There are a couple reasons why the city council has decided not to grant AFFNO’s request. The first being that by doing so, they would be giving AFFNO special treatment that they aren’t giving to other community groups that have asked the City for money. By doing so, they may encourage other groups who weren’t happy with their community enhancement grants to come to council asking for a change as well. This is something council badly wants to avoid.

Another reason is that council has an AFFNO balance sheet from 2011 that shows that the organization ended that fiscal year with surplus of about $13,463. City staff and councilors both felt that the $400 shortfall from the 2012 festival should be covered with this money.

“I think we need to hold our ground here. The thing that really tipped it for me is that there is money in a surplus I was not aware of,” says Anna Ashley.

AFFNO, on the other hand, says that this surplus doesn’t exist.

AFFNO’s president, Danielle Dalton, says that the balance sheet showing the large surplus can’t be applied to the cost of the 2012 Sugar Shack Festival.
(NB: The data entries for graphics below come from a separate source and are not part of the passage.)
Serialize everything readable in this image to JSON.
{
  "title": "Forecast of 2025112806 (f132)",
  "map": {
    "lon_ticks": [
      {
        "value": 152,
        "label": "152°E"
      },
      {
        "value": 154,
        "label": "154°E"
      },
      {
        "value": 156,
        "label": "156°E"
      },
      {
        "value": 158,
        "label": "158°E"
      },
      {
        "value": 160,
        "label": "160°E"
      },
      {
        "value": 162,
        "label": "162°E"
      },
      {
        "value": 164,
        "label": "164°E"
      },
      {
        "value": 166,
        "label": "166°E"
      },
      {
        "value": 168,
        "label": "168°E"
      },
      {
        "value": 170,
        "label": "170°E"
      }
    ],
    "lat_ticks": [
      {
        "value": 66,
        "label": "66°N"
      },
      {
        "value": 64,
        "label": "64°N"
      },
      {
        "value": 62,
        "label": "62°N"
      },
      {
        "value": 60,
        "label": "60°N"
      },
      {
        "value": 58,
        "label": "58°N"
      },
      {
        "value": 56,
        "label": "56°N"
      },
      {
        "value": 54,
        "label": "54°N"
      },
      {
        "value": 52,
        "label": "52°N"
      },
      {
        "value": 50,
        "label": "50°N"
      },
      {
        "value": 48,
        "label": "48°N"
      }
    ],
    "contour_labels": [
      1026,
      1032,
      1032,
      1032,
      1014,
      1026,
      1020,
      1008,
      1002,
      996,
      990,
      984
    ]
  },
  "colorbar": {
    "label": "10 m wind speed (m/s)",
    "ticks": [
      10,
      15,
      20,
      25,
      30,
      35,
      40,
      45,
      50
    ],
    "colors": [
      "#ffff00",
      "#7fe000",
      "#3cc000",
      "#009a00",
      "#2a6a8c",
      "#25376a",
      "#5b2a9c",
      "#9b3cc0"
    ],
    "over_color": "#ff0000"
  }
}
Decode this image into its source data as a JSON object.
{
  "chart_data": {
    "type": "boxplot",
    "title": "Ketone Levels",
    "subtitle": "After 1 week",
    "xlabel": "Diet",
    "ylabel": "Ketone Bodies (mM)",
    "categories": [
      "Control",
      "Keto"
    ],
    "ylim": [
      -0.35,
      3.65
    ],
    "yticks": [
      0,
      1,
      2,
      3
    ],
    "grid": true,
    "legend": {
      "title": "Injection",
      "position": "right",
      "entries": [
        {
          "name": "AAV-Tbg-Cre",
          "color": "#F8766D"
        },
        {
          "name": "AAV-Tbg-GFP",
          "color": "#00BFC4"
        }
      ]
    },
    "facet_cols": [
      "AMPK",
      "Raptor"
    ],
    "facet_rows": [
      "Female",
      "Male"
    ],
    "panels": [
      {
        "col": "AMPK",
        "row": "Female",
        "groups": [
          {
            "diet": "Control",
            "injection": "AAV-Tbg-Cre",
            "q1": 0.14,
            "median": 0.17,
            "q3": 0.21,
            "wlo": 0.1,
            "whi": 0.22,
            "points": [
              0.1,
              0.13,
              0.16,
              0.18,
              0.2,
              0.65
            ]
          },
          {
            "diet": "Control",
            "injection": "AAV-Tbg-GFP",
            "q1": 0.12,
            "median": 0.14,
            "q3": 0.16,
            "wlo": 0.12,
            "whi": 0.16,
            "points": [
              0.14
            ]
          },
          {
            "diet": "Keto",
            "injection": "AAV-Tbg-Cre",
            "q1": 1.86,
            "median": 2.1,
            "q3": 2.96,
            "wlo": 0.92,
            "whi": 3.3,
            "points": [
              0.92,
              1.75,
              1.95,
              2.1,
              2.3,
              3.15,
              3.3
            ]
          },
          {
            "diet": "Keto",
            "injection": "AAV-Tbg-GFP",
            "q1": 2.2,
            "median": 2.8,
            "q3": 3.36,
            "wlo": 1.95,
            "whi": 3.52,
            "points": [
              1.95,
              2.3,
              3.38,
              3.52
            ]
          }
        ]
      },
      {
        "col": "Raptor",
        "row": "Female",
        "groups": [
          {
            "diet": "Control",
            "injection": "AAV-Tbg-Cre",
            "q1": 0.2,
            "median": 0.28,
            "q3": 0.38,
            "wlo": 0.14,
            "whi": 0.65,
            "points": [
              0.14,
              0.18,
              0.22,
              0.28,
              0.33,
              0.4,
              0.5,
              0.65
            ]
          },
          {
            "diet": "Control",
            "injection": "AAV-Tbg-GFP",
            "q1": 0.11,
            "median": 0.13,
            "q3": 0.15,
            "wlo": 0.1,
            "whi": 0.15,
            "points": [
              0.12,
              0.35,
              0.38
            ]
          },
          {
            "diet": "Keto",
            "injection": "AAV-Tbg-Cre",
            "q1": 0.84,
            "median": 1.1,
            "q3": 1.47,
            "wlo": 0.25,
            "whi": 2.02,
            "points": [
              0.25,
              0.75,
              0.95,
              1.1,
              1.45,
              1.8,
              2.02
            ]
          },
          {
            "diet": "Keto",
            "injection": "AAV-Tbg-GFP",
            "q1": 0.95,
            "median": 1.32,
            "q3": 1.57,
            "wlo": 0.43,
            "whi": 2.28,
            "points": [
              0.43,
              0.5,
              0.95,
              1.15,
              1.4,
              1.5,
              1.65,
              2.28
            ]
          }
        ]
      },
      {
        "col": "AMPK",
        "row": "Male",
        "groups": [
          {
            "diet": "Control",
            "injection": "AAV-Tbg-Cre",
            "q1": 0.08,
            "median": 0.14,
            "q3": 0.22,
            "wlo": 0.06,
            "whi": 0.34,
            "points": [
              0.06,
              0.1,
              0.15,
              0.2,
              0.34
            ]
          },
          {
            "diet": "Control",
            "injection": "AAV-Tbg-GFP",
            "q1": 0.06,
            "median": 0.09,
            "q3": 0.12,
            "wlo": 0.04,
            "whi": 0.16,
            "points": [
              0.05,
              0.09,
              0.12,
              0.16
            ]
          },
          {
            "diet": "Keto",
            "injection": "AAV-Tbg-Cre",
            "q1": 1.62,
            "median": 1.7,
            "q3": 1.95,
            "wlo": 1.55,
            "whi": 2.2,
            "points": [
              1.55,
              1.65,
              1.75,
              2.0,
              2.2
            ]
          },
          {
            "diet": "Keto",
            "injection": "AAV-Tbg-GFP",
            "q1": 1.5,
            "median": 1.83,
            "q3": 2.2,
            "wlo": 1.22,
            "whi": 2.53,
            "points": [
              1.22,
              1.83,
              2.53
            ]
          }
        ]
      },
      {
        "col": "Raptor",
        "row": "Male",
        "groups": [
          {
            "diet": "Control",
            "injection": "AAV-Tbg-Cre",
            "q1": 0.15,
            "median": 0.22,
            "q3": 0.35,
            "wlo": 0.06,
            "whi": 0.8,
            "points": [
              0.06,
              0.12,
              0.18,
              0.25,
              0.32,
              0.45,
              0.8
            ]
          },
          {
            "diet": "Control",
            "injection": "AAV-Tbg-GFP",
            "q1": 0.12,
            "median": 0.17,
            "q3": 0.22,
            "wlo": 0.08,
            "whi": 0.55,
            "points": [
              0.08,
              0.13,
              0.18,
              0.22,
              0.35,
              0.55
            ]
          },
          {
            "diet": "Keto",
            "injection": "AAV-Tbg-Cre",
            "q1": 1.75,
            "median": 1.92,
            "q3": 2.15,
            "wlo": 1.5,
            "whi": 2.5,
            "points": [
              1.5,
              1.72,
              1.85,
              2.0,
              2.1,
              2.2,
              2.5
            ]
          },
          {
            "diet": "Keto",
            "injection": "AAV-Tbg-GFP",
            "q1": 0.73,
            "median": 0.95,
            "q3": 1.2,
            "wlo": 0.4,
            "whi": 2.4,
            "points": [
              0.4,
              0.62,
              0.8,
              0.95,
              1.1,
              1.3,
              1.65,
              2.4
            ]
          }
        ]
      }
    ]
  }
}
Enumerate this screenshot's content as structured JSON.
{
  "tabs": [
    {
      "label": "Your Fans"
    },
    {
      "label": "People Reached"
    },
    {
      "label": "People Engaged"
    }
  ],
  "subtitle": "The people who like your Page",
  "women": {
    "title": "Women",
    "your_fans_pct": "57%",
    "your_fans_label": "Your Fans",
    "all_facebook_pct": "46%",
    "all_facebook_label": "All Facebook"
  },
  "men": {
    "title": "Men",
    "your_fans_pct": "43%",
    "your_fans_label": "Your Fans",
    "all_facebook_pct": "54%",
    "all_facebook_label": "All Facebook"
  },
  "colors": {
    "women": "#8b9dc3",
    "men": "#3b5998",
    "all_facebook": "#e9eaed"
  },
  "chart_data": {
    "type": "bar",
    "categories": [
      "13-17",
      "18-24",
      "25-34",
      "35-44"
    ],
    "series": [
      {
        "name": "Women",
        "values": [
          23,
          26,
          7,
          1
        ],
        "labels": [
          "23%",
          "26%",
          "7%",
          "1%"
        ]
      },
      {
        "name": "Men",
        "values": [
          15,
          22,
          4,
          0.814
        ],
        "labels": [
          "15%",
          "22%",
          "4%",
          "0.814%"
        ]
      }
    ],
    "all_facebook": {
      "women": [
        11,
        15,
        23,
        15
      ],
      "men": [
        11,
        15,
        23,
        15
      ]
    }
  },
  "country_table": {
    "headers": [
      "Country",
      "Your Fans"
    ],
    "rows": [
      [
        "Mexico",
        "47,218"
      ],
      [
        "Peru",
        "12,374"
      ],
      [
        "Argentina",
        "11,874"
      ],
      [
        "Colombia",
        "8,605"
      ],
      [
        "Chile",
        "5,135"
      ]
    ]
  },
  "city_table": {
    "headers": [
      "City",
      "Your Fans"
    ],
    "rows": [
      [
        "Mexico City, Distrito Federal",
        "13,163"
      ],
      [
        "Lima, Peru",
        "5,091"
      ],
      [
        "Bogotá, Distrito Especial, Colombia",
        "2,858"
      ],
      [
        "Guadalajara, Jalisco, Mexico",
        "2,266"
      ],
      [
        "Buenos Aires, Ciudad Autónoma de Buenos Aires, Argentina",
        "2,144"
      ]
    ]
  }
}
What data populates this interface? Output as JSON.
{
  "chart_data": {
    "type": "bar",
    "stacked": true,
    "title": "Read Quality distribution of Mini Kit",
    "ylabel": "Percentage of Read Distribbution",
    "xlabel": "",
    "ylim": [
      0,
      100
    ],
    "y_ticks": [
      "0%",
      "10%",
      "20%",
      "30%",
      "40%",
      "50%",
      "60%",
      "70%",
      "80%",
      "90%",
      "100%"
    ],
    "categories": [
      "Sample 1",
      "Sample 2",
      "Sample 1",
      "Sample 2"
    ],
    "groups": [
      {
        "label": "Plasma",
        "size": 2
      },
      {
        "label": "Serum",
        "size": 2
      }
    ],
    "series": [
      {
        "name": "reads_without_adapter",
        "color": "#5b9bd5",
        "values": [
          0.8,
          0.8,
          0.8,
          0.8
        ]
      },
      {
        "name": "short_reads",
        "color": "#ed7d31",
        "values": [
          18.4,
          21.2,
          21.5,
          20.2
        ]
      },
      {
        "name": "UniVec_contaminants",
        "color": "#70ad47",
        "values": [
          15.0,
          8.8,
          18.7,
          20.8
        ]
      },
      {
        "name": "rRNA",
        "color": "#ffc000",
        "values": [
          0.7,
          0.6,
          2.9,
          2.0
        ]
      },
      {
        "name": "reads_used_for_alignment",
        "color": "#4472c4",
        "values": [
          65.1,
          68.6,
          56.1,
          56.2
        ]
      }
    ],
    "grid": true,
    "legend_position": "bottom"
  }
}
She insists that all the money budgeted towards other projects. Money is so tight at AFFNO that last July (three months after the balance sheet was written up), the group had to lay off Witwicki, their only paid employee, for that month to save money.

If AFFNO had thousands of dollars just lying around, says Dalton, why would it have been necessary to stop paying Witwicki for an entire month?

Dalton says that given the information they had, she understands why the council made the decision they did, but is disappointed that it’s boiling down to money. AFFNO, she says, is just looking for an assurance that it can always have the civic centre for one day a year, which she believes wouldn’t cost the City all that much since they have volunteers to do all the work.

To pay the remaining $400 on the cost of the civic centre, Witwicki will likely have to take another week without pay.